6.2 Un apprentissage vivant de l’écoute

6.4.4 L’écoutaire : Écouter pour faire taire l’autre

François Bonnet (2012), dans son livre Les mots et les sons : un archipel sonore, nous dit que pour bien comprendre la complexité de l’écoute, il faut intégrer en soi sa « part maudite », soit sa possible non-écoute. En suivant le fil de cette « part maudite », nous avons rencontré celle de Georges Bataille (1967), où cette dernière n’est pas liée à une absence, mais bien plutôt à l’excès et à la dépense. On peut dès lors envisager la non- écoute, comme une réaction à un excès de paroles, ou un excès de stimulations, qui déborde le cadre de l’interaction et notre attention. Une non-écoute serait en fait une écoute excédée.

Pour souligner ce rapport à l’écoute, qui nous est apparue comme assez significatif, nous avons construit le néologisme d’action : « l’écoutaire ». En effet, à travers les résultats de cette étude, il semble que l’écoute possède cette fonction cachée, de faire taire; étrange paradoxe pour une posture qui serait tournée vers l’autre.
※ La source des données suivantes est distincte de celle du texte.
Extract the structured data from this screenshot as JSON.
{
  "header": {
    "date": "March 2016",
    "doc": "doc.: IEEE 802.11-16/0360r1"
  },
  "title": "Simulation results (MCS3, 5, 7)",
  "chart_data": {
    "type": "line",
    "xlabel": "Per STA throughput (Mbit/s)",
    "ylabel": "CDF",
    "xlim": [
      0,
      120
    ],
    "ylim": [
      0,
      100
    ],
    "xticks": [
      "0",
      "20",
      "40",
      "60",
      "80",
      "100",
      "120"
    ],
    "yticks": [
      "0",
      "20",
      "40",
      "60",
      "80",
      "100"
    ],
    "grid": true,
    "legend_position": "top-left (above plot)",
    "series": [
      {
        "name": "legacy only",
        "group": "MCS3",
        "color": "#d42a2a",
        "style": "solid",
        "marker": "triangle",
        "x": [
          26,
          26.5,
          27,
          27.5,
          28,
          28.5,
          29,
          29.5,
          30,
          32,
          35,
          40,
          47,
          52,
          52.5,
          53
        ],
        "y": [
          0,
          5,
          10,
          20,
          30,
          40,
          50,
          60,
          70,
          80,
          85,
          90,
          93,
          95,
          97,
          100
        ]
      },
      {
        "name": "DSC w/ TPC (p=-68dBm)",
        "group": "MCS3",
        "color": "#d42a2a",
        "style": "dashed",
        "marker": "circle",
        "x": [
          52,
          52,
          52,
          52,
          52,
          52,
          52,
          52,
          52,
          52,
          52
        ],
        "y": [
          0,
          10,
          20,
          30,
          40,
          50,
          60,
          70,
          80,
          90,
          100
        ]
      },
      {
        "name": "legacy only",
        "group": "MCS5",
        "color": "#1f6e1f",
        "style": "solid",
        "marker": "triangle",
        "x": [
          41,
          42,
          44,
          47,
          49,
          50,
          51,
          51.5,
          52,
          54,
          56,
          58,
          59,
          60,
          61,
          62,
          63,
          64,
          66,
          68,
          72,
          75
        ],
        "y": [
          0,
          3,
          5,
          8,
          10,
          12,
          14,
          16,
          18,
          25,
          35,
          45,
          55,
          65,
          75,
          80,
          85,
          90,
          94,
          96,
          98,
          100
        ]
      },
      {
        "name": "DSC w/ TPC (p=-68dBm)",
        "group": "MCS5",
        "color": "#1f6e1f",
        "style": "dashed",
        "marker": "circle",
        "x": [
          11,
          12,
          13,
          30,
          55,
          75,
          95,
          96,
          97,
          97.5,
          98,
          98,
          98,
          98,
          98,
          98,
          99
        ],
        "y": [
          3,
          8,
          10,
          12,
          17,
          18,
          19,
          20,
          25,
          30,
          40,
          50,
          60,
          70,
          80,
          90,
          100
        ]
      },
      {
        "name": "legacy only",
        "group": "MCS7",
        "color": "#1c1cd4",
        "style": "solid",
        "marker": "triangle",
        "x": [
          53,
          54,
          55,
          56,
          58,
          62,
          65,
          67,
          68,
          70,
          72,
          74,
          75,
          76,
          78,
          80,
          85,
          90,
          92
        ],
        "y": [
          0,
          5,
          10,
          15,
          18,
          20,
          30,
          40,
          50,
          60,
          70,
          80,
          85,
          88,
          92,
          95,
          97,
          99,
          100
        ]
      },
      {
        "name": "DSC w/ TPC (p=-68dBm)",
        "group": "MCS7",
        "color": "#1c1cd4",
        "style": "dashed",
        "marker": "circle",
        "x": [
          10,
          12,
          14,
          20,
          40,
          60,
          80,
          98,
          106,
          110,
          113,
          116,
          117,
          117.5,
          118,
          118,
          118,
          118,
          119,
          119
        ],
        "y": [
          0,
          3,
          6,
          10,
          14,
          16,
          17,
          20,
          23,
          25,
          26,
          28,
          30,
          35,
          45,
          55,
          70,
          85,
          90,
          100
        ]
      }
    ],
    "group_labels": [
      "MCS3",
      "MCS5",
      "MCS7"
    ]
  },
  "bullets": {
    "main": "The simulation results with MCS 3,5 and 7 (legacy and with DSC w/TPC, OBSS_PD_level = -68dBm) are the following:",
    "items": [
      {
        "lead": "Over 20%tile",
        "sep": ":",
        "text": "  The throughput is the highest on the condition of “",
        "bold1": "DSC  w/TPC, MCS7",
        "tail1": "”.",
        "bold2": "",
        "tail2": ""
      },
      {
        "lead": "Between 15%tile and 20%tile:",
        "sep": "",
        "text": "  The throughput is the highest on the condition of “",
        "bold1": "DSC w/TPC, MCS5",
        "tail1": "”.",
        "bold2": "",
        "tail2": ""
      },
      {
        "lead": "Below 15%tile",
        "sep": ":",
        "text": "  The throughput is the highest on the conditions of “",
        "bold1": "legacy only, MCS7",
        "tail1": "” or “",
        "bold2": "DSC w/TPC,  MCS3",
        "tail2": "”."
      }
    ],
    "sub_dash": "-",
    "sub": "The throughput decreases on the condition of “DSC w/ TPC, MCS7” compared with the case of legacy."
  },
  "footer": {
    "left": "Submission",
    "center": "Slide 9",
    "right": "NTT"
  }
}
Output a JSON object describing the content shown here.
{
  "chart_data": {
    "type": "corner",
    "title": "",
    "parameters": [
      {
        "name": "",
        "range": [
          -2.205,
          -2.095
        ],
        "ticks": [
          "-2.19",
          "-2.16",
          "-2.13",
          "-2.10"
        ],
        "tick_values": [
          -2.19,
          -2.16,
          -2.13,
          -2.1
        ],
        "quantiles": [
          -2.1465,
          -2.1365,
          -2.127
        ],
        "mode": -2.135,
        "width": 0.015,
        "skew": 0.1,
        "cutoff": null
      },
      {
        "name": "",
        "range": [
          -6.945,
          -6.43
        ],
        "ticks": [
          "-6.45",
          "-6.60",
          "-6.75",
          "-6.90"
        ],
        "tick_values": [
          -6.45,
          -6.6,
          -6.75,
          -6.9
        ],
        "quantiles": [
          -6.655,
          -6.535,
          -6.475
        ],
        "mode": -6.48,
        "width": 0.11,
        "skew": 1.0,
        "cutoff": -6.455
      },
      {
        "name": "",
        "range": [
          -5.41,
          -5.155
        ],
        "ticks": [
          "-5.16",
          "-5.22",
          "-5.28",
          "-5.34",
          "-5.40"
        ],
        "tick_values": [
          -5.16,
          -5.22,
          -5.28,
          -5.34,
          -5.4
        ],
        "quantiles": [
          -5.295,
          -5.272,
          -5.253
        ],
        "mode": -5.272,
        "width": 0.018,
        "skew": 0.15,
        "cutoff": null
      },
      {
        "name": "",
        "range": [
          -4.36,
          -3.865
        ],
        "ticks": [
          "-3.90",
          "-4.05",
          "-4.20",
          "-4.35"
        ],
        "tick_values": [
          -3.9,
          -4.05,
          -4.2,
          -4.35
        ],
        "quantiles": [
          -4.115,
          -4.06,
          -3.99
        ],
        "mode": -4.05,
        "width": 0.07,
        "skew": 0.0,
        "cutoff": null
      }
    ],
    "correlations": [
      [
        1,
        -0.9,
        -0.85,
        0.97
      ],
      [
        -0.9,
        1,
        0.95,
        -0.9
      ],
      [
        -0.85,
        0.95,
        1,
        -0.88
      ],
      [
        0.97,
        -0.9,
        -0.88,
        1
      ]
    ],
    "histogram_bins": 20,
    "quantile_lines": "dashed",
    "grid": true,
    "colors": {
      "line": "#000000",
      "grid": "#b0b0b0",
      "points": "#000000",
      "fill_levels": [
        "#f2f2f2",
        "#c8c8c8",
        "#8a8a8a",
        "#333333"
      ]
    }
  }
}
Possiblement une des visées cachées de l’écoute, niée ou refoulée par ses théoriciens, nous croyons que « l’écoutaire » serait mis en exergue par un non-respect des cadres interactionnels communément admis et un manque de rapport intersubjectif. Conséquemment, c’est avec la rencontre d’une parole délirante qu’il est possible de

mieux observer cette dimension de l’écoute. De plus, lorsque le plaisir lié à l’écoute est destitué, nous serions confrontés plus facilement à cette visée cachée. Alors que les travailleuses sociales vont faire état de la nécessité de répondre en se servant de l’écoute (en paroles ou en actions), c’est toujours pour répondre à un besoin de l’individu qui, nous l’espérons, cessera d’être exprimé. Toutefois, certaines situations, principalement associées à des troubles de santé mentale ou des troubles de personnalité, vont confronter les travailleuses sociales à une parole qui se répète, sans fin ou perçue comme mensongère; une plainte à laquelle il n’est plus possible de répondre, un besoin impossible à assouvir.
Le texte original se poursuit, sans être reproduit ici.